April 2014 Newsletter

"What gets measured gets done""

What was true then is even truer now.  Measurement done right can transform your organization.  It can not only show you where you are now, but can get you to wherever you want to go. 

Measurement is fundamental to high performance, improvement, and success in any business.

Having said all that measurement done right is critical.  Identifying the right Key performance indicators("KPI's") not only results indicators.  Actionable information not only results data.  Business users need to be able to pro-actively in near real time forecast, predict and model outcomes, collaborate across the organization and take action when the business needs it.  No longer do business users have the luxury of evaluating data monthly or quarterly. 

To compete in today's world one must be looking and managing to Key performance indicators on a daily, weekly basis.  Not only look backwards in the rear-view mirror but forward and see and anticipate what is ahead.

Business processes seem to come in two flavours: those that produce transactions or content and those that produce decisions. The quality of decisions from the latter category often drives the trajectory of the business. Well-executed, insightful decisions can lead to superior results.

But how can you judge the insights into your decisions, and how can you measure the level of improvement that might be possible? 

1. Focus on Processes that Matter to Your Business

Organizations improving insightful decision-making carefully pick the key processes and operational variables on which to focus. Clear alignment exists between a successful organization's market strategy and its processes and operating metrics to implement the strategy.

2. Stay Focused on Your End Goal 

The improvements you target should be expressed as changes in the specific selected variables. For example, if the goal is to reduce customer attrition by 30 percent, the initiative should fit that objective clearly. This kind of Deming approach of "you get what you measure" is well-documented, but it is surprising how many organizations do the first step without then taking the time to set clear objectives in the second. Deriving insights from a business process requires a good balance of freedom to efficiently explore information and decision alternatives coupled with a clear idea of the objective.

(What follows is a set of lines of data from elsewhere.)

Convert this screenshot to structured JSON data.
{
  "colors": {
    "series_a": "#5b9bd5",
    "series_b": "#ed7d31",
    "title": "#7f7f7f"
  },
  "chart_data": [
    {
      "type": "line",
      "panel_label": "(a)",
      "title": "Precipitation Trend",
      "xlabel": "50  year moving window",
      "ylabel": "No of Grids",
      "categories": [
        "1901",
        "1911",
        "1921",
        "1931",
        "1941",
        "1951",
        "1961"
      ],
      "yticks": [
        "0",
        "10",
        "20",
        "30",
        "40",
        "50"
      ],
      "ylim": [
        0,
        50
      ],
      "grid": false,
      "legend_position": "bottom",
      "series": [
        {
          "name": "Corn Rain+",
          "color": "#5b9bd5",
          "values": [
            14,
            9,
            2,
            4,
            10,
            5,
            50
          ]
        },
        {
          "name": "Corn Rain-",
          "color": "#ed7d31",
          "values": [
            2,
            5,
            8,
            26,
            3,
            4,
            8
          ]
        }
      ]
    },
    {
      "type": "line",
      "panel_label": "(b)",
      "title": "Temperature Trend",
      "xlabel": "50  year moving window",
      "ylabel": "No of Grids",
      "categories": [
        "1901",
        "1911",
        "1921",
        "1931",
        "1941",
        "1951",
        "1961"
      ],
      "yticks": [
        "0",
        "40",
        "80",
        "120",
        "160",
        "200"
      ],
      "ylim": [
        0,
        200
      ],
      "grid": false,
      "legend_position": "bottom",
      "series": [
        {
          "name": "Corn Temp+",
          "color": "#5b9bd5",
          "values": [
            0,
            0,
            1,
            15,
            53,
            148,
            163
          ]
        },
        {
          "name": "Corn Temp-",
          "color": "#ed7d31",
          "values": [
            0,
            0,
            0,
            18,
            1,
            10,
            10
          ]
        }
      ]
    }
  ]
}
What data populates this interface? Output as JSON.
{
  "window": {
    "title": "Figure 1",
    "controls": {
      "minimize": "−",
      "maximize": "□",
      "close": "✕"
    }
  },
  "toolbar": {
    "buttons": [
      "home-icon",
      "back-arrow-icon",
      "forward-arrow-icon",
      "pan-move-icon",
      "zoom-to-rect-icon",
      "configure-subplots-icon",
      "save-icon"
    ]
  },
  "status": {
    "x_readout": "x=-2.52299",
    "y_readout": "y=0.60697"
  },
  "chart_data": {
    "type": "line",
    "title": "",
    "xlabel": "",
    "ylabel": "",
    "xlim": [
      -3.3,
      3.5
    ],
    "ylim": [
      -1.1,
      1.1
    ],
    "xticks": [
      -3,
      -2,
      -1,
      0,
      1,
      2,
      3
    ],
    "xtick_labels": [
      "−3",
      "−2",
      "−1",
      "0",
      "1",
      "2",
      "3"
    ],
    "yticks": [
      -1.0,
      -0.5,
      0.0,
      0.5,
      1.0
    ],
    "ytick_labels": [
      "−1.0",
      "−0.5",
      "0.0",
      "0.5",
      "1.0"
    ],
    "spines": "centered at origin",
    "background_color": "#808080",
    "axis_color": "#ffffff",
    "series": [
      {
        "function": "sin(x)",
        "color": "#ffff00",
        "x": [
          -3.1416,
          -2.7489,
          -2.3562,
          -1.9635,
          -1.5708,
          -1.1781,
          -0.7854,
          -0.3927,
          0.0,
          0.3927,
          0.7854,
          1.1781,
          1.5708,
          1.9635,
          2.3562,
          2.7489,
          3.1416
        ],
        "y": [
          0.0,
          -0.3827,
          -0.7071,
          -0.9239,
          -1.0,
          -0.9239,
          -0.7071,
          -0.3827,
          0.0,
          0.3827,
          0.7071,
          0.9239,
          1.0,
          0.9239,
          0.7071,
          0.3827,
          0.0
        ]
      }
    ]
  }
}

3. Ensure Your Data Supports Your Insights

Taking into account the processes, variables and objectives selected in the first two steps, the third step in improving decisions is to determine the readiness of your data and infrastructure to support the kind of insights required. Organizations often get caught in the trap of believing that their data or infrastructure are not up to the task and assuming that progress cannot be made without solving those issues. And yet, decisions must still be made, and it falls on business analysts to cobble together information manually and come to meetings armed with spreadsheets. These discussions based on suspect data often lead to finger pointing and fact questioning instead of insightful decisions.

4. Translate Processes & Insights into Smarter Decisions

The fourth step is to design and engineer the process and business analytic capabilities required to produce the insights and execute the resulting decisions. Getting capabilities in the hands of the process stakeholders quickly and then letting them evolve as the methods of gaining insights emerge usually adds more value quicker than locking down exact requirements and following traditional development methods. And it is equally important to ensure that the resulting process captures the entire insight loop, including planning, reporting, analysis, collaboration, decision-making and execution.

5. Use Your New Processes to Drive Improvements

The last step is to operate the new process and drive the targeted improvements. Here, it is important to make sure resources are provided for properly interacting with the process, data and stakeholders to facilitate the emergence of insights and decisions. Initially, the new process might require more work than the old process, especially until the stakeholders get comfortable with the differences in the new decisions versus what they would have done in the past.